Pyongyang stricken with grief 

People in the DPRK bow in front of portraits of Kim Jong-il (right) and his father Kim Il-sung in Pyongyang on Monday. [Photo/Agencies] 

Xinhua reporters saw a large number of people, including many students, gather in front of a bronze statue of Kim Il-sung in central Pyongyang to mourn the death of Kim Jong-il.

In a sorrowful atmosphere, they walked up the steps in a queue to the bronze statue to express grief. Some laid wreaths to the statue. Some burst into tears. Some women even fainted and fell to the ground.

Some restaurants and shops were closed, while vehicles and pedestrians in the streets were significantly fewer than usual. National flags were hoisted at half-mast in government institutions and schools.

Inside Kim Il-sung University, many teachers and students also laid wreaths to a bronze statue of Kim Il-sung.

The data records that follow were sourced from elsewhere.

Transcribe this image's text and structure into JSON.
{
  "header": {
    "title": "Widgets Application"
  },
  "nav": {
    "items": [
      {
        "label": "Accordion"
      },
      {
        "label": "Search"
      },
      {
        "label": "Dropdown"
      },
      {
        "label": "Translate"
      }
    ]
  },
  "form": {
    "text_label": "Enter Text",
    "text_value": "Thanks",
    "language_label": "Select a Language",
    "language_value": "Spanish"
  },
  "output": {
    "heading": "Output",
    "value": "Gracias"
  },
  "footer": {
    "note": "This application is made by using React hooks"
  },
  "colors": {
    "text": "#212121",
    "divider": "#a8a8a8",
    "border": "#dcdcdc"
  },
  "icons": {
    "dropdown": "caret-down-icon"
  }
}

Some students locked themselves in the dormitories and were heard crying loudly inside.

Meanwhile, the DPRK has requested all forthcoming foreign delegations to cancel their trips. Some companies operating here have been asked to send their visitors back in a week.

Kim Jong-il, who was general secretary of the Workers' Party of Korea (WPK), chairman of the DPRK National Defence Commission and supreme commander of the Korean People's Army, died "from a great mental and physical strain at 08:30 (2330 GMT Friday) on December 17, 2011, on a train during a field guidance tour," the official KCNA news agency announced Monday.

In a notice carried by the KCNA, the WPK Central Committee and Central Military Commission, the DPRK National Defence Commission, the Presidium of the Supreme People's Assembly and the Cabinet said that Kim Jong-il's demise "is the greatest loss to the WPK and the Korean revolution and the bitterest grief to all the Koreans at home and abroad."

Earlier in the day, a tearful woman presenter of the DPRK's state TV, dressed in black, announced the death of Kim Jong-il in a choked voice. DPRK TV channels have stopped regular programs to broadcast the news of Kim Jong Il's death, footage of his inspection tours and documentaries about his life.